• Mizokon [none/use name]
    ·
    edit-2
    2 years ago

    He sent ETH to the WETH contract, received WETH as expected. Then he wanted to do the reverse and sent WETH, but will not receive anything, because you're supposed to swap your WETH to ETH in exchanges like Uniswap, or call the "withdraw" function in the contract. I think a big part of the confusion is in the fact that the deposit function is called automatically when you send ETH, and withdraw isn't.

    :jesse-wtf: I have used crypto for buying stuff in the past but what the fuck is this :wtf-am-i-reading:

    • UlyssesT [he/him]
      ·
      2 years ago

      It's a Rube Goldberg machine that torches the rainforest as a side feature. :this-is-fine:

    • frick [they/them]
      ·
      2 years ago

      this actually points to a horrifying oversight in the smart contract design. For some context a smart contract is a program that runs on a blockchain. It has its own account that nobody can access depending on how it's been programmed. By default there is a function that gets called when someone sends cryptocurrency to the smart contract, and apparently in this case it will return an equivalent amount of "WETH" for the amount of "ETH" transferred. But the inverse isn't true. To get your "ETH" back you have to call a specific function called "withdraw".

      ERC-20 Tokens are smart contracts that just keep a record of accounts that knows who has what balance. It's not a "real" token in the same sense of Ethereum or Bitcoin. When you transfer an ERC-20 token you have to tell the smart contract you are transferring X amount to Y address and it records that transaction and your balances are subesequently updated.

      So what is apparently happening here is people are transferring WETH to the address of the smart contract and the smart contract treats that as a normal transaction between third parties. There is no special logic. The smart contract has no way of actually transferring that money back to people. The only way it can transfer you WETH tokens is by sending it ETH. The only way it can transfer you ETH tokens is by calling "withdraw". Transferring means that money is on its books under its own account permanently.

      • Mizokon [none/use name]
        ·
        2 years ago

        Wow, regular crypto's "If you send money to wrong address you won't get it back" sounds normal compared to that

      • Woly [any]
        ·
        edit-2
        2 years ago

        So where did the half a million worth of Ethereum actually end up, and why were they transferring it there in the first place?

        Is it just sitting in this smart account, unaccessible until the end of time? Or did it end up in another person's wallet?

        • frick [they/them]
          ·
          2 years ago

          I think they expected it to work like when they transferred the ethereum there. And the half a million worth of ETH is now in the smart contract's account as a positive balance forever.

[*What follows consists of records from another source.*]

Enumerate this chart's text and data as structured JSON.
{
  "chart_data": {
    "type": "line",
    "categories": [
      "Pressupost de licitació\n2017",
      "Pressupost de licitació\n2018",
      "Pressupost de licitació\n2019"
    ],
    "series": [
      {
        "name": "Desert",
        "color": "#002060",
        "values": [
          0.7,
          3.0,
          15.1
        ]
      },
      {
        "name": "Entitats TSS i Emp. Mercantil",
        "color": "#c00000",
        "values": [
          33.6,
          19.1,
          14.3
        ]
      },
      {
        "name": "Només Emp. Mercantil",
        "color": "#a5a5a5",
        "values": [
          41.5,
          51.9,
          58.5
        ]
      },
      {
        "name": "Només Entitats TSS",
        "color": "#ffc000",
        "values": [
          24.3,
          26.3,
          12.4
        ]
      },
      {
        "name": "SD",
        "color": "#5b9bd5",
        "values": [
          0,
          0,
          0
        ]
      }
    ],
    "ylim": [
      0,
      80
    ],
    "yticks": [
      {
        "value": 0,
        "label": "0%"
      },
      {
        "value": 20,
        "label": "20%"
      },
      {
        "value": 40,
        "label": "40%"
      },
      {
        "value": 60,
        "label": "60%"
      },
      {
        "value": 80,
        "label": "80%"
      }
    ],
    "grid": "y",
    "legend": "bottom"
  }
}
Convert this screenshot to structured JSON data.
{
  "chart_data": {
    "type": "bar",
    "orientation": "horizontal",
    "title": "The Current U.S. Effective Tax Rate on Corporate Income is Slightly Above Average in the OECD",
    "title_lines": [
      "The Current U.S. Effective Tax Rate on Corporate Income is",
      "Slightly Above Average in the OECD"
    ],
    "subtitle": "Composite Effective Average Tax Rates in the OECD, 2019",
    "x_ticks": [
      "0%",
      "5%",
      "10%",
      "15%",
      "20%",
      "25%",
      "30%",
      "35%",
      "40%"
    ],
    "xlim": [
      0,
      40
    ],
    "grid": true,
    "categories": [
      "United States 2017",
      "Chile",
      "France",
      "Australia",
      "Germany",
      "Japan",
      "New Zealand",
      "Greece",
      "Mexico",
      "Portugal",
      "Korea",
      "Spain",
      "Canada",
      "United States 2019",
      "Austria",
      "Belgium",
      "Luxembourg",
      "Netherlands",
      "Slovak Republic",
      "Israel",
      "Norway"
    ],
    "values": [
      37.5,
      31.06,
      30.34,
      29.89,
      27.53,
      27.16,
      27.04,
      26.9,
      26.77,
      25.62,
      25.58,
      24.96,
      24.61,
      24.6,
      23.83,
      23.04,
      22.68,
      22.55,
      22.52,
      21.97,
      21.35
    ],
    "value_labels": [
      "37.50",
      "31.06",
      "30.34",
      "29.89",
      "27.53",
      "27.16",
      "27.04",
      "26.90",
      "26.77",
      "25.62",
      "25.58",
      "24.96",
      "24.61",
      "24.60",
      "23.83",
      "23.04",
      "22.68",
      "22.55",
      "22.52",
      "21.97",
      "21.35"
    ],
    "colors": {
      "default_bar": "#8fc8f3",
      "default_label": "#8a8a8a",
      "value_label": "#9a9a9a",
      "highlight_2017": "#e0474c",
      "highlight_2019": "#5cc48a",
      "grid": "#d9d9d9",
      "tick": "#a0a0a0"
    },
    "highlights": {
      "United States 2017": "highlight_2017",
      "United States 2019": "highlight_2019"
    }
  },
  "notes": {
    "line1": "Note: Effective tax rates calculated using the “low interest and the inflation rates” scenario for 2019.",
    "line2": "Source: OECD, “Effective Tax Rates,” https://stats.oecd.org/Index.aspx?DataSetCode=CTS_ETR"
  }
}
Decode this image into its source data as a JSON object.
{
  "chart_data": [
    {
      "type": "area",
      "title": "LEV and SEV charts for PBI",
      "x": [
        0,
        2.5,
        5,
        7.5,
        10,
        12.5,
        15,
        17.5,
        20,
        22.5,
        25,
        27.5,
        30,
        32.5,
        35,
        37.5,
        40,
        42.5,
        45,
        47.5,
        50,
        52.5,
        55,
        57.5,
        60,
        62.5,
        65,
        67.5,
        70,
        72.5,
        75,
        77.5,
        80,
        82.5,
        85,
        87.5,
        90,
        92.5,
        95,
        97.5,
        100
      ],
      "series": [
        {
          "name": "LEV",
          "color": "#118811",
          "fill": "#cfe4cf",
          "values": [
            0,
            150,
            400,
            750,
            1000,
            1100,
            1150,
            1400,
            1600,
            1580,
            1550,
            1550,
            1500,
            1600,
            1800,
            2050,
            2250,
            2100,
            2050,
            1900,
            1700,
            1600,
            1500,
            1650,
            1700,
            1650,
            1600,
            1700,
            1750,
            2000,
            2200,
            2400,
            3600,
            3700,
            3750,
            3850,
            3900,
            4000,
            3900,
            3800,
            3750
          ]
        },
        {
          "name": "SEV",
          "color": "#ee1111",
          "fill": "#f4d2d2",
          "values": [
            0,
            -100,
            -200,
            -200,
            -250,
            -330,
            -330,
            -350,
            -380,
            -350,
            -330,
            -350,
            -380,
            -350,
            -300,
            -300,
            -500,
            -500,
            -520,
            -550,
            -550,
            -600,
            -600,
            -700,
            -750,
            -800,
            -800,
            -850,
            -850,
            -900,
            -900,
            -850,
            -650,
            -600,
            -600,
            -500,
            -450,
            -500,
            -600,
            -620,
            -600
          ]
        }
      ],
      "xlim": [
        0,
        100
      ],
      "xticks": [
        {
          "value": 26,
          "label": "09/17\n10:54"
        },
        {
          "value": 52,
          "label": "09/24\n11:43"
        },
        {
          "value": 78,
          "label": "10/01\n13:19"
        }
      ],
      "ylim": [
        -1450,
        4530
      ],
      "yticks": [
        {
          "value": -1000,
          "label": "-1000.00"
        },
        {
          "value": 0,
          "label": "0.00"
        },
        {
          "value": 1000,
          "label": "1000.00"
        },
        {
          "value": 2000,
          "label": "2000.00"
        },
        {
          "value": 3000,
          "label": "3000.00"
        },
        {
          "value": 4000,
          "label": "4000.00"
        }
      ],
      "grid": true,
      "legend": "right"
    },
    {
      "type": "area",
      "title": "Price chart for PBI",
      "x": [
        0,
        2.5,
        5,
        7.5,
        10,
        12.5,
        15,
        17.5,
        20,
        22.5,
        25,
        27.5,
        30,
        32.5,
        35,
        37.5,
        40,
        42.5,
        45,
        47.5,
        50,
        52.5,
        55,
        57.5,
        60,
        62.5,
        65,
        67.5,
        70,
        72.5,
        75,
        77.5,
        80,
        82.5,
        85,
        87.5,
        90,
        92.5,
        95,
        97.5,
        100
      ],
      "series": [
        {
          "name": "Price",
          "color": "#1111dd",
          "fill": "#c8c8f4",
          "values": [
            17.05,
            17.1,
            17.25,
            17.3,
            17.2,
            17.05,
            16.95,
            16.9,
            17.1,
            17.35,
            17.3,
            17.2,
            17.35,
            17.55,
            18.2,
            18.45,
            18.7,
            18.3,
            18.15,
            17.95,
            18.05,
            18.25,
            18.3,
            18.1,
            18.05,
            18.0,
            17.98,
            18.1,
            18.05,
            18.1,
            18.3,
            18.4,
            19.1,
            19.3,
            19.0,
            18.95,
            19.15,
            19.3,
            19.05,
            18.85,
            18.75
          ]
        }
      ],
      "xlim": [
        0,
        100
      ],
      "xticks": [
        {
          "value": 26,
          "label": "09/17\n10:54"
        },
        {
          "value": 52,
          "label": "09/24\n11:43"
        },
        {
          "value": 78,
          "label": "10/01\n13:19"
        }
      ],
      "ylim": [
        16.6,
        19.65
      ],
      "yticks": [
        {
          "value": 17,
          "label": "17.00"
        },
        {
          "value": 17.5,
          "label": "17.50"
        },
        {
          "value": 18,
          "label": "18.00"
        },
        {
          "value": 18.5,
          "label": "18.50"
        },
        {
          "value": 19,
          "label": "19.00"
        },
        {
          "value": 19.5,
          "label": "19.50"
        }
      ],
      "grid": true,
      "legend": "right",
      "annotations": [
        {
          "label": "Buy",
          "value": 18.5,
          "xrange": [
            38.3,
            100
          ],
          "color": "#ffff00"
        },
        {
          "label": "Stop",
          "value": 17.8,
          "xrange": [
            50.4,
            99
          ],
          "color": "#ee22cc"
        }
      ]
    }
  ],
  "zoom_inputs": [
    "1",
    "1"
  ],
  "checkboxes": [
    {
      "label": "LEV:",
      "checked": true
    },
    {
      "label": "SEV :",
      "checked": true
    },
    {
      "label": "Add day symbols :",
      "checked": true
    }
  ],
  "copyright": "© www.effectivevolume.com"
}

          If I'm reading the comments right the way it works is you transfer your eth to the smart contract and it puts the equivalent amount of wETH in your account on its books. So say I transfer 10 ETH to it, it says "ok now frick owns 10 WETH". Now I can transfer that to other people or whatever and every time there's a transaction it gets recorded by the smart contract.

          So now I want to trade in my WETH for ETH because I want to exchange it for Real Money Baybee. Naturally I just transfer my WETH to the smart contract and get the ETH back because that's how it worked the first time around right? Wrong. I transfer my WETH to the smart contract and the smart contract goes "Oh cool now WETH Smart Contract owns 10 WETH and frick owns 0".

    • dualmindblade [he/him]
      ·
      2 years ago

      Generally you interact with a smart contract by "calling methods", just like a normal API in any computer system. This one has a feature where you can get what you want (the contract will report you have a certain # of wETH) just by transferring ETH to it. It's much more efficient this way because transferring the native ETH token is the cheapest type of transaction, it's like a couple of bucks right now vs 50 or more. But a smart contract is just code, it can only take actions that were built in before hand. In this case, apparently, there's no method to call that would transfer erc-20 tokens back to address they came from, actually that would be possible and as far as I understand wouldn't result in extra gas costs for other transactions, although it would be more expensive to deploy, anyway probably a good idea overall but as they say hindsight is erc-20.

      This system is not user friendly and mistakes cannot be undone, even the creator of smart contracts still does things like quadruple checking all the stuff in his transactions and doing performing actions with tiny amounts of tokens before the full amount (costing double tx fees) even when he's 99.99% sure they're fine. This is pretty much necessary, no way around it for a maximally decentralized computer system, you have to agree to the rules before hand and stick to them 100%. You can make the rules more forgiving to mistakes but you have to anticipate these mistakes before you deploy your code.

    • NuraShiny [any]
      ·
      2 years ago

      This is tech bros who think they are hot shit coding anything.

    • Omega_Haxors [they/them]
      ·
      2 years ago

      Politics aside (because my curiosity is overtaking my contempt for users of crypto) what the hell can you even buy with the stuff?